Par ailleurs, ils sont conçus comme des systèmes d’information prétendument ouverts, mais en réalité enfermants : ils prétendent apporter tout ce qu’un manuel peut apporter mais aussi englober tout ce qu’ils ne contiennent pas et servir de gestionnaire de documents, en plus de TNI. Un peu comme s’ils cherchaient à retenir, à contenir les velléités de butinage de ressources sur le Web. Les professeurs utilisent peu ces fonctionnalités mais apprécient de disposer d’un manuel vidéoprojetable. C’est commode, mais pédagogiquement sans intérêt. Le manuel, dans sa version numérique, favorise toujours les usages traditionnels.

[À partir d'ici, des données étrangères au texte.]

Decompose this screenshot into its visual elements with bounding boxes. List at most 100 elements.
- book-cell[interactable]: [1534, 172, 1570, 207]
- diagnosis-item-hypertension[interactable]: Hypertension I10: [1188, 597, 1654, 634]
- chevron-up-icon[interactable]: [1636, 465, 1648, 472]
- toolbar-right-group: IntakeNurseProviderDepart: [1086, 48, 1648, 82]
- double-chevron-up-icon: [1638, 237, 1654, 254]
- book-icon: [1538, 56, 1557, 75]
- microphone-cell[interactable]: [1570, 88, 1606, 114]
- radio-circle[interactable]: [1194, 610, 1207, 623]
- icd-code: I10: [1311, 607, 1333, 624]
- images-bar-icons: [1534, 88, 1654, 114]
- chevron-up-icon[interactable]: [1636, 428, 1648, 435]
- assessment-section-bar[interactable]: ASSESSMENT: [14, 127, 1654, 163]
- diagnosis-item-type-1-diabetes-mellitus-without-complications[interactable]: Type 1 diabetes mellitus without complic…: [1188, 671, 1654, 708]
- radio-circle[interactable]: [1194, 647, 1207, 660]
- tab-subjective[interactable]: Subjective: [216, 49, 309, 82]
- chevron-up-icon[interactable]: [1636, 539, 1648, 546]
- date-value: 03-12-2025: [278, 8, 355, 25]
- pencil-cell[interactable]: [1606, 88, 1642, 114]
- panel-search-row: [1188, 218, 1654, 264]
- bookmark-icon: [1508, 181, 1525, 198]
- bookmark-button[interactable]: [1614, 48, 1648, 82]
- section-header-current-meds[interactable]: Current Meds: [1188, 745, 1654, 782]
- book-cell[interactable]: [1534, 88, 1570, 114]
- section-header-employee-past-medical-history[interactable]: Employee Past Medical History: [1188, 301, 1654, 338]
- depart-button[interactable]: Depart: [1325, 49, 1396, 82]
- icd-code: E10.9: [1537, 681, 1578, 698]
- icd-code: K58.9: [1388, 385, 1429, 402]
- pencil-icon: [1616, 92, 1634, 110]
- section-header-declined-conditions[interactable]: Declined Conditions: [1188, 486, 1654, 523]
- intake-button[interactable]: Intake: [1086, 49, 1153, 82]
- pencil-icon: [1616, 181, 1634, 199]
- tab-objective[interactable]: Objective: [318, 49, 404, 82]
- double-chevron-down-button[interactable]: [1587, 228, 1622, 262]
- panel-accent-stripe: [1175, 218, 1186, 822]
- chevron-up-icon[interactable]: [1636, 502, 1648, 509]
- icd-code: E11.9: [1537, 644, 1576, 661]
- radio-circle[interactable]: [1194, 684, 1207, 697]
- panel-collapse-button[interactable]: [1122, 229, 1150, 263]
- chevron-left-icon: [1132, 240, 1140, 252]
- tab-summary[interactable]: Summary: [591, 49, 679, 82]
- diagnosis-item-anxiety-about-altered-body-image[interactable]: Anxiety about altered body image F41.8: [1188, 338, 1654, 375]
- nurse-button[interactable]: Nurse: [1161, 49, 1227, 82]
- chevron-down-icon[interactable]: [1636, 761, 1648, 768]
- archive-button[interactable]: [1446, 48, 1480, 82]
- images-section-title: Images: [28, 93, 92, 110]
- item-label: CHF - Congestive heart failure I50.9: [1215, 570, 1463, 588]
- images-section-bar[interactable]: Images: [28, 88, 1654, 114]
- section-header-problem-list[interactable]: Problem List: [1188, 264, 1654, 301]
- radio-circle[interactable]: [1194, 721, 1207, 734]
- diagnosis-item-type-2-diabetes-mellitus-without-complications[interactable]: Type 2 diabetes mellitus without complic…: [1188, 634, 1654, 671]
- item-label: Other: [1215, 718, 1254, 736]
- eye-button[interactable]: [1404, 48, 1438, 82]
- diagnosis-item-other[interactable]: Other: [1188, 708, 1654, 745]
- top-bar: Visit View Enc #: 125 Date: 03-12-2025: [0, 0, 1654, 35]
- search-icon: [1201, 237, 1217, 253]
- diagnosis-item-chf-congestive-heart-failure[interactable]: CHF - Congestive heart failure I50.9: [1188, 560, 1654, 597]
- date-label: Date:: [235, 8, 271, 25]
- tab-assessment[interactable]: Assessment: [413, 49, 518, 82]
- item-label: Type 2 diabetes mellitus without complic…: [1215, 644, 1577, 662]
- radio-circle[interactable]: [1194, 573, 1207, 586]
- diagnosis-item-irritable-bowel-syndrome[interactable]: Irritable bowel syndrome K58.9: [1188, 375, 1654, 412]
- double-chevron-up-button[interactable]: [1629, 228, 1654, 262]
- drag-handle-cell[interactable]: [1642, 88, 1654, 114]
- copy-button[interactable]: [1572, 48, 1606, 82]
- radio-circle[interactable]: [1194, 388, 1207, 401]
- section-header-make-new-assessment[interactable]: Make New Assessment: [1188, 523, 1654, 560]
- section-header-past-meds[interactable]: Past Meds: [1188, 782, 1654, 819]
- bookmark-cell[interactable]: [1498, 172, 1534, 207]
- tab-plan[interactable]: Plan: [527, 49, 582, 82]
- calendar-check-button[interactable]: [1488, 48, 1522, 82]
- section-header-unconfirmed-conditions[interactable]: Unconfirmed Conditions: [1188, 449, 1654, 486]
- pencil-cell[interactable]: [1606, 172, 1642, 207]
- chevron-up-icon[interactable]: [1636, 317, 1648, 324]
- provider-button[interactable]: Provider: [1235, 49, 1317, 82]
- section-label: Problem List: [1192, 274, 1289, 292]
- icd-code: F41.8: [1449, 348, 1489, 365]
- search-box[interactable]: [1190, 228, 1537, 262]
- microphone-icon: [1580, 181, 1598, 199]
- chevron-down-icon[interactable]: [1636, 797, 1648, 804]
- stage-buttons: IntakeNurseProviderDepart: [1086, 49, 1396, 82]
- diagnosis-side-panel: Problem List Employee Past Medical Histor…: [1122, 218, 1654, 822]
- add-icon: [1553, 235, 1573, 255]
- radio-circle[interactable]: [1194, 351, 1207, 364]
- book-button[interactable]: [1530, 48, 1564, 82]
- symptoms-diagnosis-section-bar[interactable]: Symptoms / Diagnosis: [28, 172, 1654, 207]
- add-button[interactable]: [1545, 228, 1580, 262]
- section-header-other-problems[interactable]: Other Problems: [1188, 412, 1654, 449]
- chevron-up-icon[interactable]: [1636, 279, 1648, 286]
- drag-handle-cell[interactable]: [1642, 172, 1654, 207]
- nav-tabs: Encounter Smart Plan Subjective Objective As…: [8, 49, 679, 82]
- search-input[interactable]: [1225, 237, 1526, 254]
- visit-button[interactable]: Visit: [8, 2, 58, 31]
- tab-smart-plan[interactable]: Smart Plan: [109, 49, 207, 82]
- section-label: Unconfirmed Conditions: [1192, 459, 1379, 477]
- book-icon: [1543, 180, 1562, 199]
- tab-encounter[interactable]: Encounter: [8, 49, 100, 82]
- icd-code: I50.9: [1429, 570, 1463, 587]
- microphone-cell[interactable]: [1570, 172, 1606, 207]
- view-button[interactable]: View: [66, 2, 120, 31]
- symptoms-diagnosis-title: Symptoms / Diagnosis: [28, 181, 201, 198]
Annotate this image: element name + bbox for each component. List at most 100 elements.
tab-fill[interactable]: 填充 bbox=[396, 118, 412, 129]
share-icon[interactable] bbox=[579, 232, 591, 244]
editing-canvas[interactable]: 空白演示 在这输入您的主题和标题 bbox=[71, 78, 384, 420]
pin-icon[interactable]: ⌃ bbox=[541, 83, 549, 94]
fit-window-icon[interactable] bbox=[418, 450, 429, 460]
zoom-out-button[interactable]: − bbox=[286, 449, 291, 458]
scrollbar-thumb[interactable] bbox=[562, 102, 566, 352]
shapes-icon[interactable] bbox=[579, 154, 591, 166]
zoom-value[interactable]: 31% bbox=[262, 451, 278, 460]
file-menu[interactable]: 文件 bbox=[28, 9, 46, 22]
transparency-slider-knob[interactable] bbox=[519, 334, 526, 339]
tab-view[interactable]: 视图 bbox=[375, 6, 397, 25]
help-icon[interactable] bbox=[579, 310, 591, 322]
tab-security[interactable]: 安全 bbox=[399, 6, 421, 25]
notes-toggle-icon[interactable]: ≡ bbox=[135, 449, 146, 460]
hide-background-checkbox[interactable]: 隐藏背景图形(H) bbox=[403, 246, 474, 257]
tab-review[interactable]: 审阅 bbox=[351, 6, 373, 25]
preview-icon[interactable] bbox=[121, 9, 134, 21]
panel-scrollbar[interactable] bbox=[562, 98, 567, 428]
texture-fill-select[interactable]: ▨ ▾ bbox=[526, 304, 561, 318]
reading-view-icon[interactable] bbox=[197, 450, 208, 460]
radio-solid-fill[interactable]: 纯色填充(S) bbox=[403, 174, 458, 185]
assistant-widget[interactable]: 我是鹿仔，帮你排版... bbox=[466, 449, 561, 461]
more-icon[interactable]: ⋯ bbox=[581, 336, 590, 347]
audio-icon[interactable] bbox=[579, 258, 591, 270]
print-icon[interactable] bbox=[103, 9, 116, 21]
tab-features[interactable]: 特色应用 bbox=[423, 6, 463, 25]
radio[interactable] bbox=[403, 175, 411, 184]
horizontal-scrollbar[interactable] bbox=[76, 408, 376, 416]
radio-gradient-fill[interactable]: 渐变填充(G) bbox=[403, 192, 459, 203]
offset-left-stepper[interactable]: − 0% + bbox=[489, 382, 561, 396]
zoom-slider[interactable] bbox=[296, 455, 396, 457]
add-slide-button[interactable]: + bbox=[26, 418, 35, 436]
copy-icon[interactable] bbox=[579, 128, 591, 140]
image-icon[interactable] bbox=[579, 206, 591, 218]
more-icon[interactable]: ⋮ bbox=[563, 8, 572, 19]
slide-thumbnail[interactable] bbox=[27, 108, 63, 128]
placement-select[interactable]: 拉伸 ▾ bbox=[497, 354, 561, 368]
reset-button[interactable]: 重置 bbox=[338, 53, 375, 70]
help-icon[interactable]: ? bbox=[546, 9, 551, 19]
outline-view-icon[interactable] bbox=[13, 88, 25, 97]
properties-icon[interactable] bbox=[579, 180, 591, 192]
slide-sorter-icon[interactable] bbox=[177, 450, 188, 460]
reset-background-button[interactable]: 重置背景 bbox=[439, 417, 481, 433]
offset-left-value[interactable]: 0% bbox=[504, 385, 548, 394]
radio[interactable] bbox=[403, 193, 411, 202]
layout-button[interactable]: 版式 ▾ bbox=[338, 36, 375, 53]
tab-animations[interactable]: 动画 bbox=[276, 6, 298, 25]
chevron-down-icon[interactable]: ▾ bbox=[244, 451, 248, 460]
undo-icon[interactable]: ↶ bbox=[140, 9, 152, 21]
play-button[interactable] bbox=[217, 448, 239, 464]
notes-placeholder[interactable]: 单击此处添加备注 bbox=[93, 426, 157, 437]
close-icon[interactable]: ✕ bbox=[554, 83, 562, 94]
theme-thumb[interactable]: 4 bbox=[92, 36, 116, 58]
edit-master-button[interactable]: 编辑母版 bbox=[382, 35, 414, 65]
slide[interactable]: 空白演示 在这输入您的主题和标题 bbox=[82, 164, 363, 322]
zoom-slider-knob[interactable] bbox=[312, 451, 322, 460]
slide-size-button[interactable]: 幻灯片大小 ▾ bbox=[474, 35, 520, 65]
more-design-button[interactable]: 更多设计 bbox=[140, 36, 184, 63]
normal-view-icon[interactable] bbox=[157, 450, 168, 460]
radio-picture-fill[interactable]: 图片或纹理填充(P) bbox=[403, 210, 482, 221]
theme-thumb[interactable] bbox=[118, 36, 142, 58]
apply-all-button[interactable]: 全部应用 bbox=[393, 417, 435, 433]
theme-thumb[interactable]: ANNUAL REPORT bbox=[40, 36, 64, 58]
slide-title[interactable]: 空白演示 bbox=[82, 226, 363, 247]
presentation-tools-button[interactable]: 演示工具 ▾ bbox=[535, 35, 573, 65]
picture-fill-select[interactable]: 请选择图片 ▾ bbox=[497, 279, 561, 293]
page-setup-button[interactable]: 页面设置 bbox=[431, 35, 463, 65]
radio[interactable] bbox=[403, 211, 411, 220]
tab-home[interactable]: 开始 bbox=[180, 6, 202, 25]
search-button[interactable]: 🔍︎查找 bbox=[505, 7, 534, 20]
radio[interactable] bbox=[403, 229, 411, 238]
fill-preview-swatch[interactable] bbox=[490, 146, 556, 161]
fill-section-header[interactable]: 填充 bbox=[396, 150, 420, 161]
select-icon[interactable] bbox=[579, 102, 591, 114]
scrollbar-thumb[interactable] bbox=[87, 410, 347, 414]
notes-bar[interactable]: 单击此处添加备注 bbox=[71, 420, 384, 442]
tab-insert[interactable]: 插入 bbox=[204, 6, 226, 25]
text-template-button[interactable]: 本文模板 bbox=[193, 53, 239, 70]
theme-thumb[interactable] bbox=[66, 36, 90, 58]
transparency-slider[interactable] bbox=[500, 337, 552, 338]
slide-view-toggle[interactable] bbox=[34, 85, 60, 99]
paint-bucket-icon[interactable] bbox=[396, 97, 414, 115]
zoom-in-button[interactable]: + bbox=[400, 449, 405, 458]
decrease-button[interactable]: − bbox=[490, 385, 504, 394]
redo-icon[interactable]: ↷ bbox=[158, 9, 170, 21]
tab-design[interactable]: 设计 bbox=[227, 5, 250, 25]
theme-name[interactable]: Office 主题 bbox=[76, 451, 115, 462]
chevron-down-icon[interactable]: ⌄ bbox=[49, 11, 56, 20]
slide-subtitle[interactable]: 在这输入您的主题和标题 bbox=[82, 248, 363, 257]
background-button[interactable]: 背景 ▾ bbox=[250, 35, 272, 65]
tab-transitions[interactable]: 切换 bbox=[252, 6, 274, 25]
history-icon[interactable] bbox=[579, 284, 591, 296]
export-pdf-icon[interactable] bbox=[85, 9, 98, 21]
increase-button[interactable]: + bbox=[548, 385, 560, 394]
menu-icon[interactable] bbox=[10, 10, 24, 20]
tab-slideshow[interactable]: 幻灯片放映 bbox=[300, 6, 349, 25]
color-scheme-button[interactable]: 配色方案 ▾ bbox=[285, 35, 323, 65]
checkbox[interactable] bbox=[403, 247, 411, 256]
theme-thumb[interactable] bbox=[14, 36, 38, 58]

« Passeurs de textes » propose des ressources pour le niveau 2nde : envisagez-vous de prolonger l’expérience à d’autres niveaux ? pensez-vous qu’il puisse susciter chez de nombreux enseignants le désir d’inventer à leur tour des usages innovants des nouvelles technologies au service de l’appropriation des œuvres ?
Nous préparons actuellement le manuel de première. Comme c’est un niveau d’enseignement où le temps est compté, EAF oblige, notre principal souci est que ces activités permettent à la classe de gagner du temps, tout en gagnant en autonomie et en travaillant les connaissances et compétences qui préparent à l’épreuve de français. Nous développons des stratégies dans ce sens : usages du TNI (ou du vidéoprojecteur) de manière collective, parties du travail en autonomie à la maison, travaux sur le long terme sur lesquels on revient à quelques occasions, etc.
Ce qui me paraît encourageant, c’est d’avoir réussi, avec une certaine facilité et un plaisir certain, à réaliser ces cinquante activités du manuel de seconde, qui montrent que l’usage des TICE au lycée peut être très varié et réaliste : il ne doit plus être perçu comme une perte de temps, comme c’est trop souvent le cas des collègues qui n’osent pas s’y lancer, mais au contraire comme une belle occasion de voir les élèves s’impliquer dans leur travail et apprendre, eux aussi, avec plaisir. J’espère bien que cela suscitera chez les collègues d’autres usages innovants.